As the days went by, Samuel Langley did indeed turn his attention to other questions, but the problem suggested by the bird’s flight was not forgotten. Years afterward when he had become one of the most distinguished scientists of his time he used often to say: “Knowledge begins in wonder. Set a child to wondering and you have put him on the road to understanding.”

He often liked to recall the days of his boyhood when he had first set his feet on the path that led to the great interests which made his life.

“There are two incidents--little chance happenings, you might call them, if you believe in chance--” he said, “which took root and grew with the years. One was my discovery of the fascinations of my father’s telescope.
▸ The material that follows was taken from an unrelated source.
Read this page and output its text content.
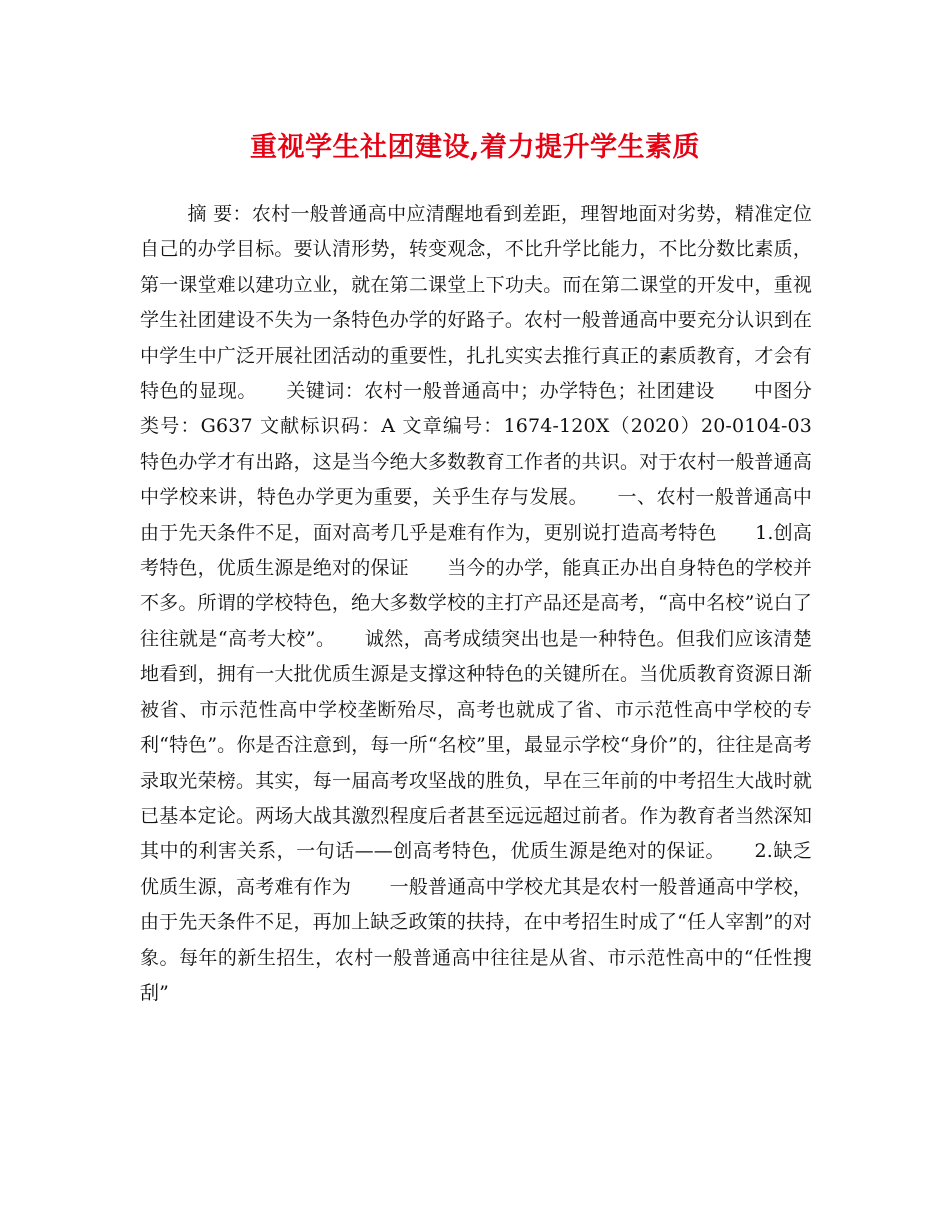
重视学生社团建设,着力提升学生素质

摘 要：农村一般普通高中应清醒地看到差距，理智地面对劣势，精准定位自己的办学目标。要认清形势，转变观念，不比升学比能力，不比分数比素质，第一课堂难以建功立业，就在第二课堂上下功夫。而在第二课堂的开发中，重视学生社团建设不失为一条特色办学的好路子。农村一般普通高中要充分认识到在中学生中广泛开展社团活动的重要性，扎扎实实去推行真正的素质教育，才会有特色的显现。　　关键词：农村一般普通高中；办学特色；社团建设　　中图分类号：G637 文献标识码：A 文章编号：1674-120X（2020）20-0104-03　　特色办学才有出路，这是当今绝大多数教育工作者的共识。对于农村一般普通高中学校来讲，特色办学更为重要，关乎生存与发展。　　一、农村一般普通高中由于先天条件不足，面对高考几乎是难有作为，更别说打造高考特色　　1.创高考特色，优质生源是绝对的保证　　当今的办学，能真正办出自身特色的学校并不多。所谓的学校特色，绝大多数学校的主打产品还是高考，“高中名校”说白了往往就是“高考大校”。　　诚然，高考成绩突出也是一种特色。但我们应该清楚地看到，拥有一大批优质生源是支撑这种特色的关键所在。当优质教育资源日渐被省、市示范性高中学校垄断殆尽，高考也就成了省、市示范性高中学校的专利“特色”。你是否注意到，每一所“名校”里，最显示学校“身价”的，往往是高考录取光荣榜。其实，每一届高考攻坚战的胜负，早在三年前的中考招生大战时就已基本定论。两场大战其激烈程度后者甚至远远超过前者。作为教育者当然深知其中的利害关系，一句话——创高考特色，优质生源是绝对的保证。　　2.缺乏优质生源，高考难有作为　　一般普通高中学校尤其是农村一般普通高中学校，由于先天条件不足，再加上缺乏政策的扶持，在中考招生时成了“任人宰割”的对象。每年的新生招生，农村一般普通高中往往是从省、市示范性高中的“任性搜刮”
I remember watching the workmen lay the stones of Bunker Hill Monument through that glass. It taught me the joy of bringing far-away things into intimate nearness. I learned that the man who knows how to use the magic glasses of science can say, ‘Far or forgot to me is near!’”

The great scientist smiled musingly to himself; he seemed to have slipped away from his friend and the talk of the moment. Was he back in his boyhood when he first looked at the moon’s face through his magic glass, or was he pondering over some new problem concerning sun spots which was puzzling learned astronomers the world over?

“What was the other incident you spoke of, Professor?” reminded his companion timidly, for it was not easy to get Dr. Langley to speak about himself, and the spell of this rare hour might easily be broken.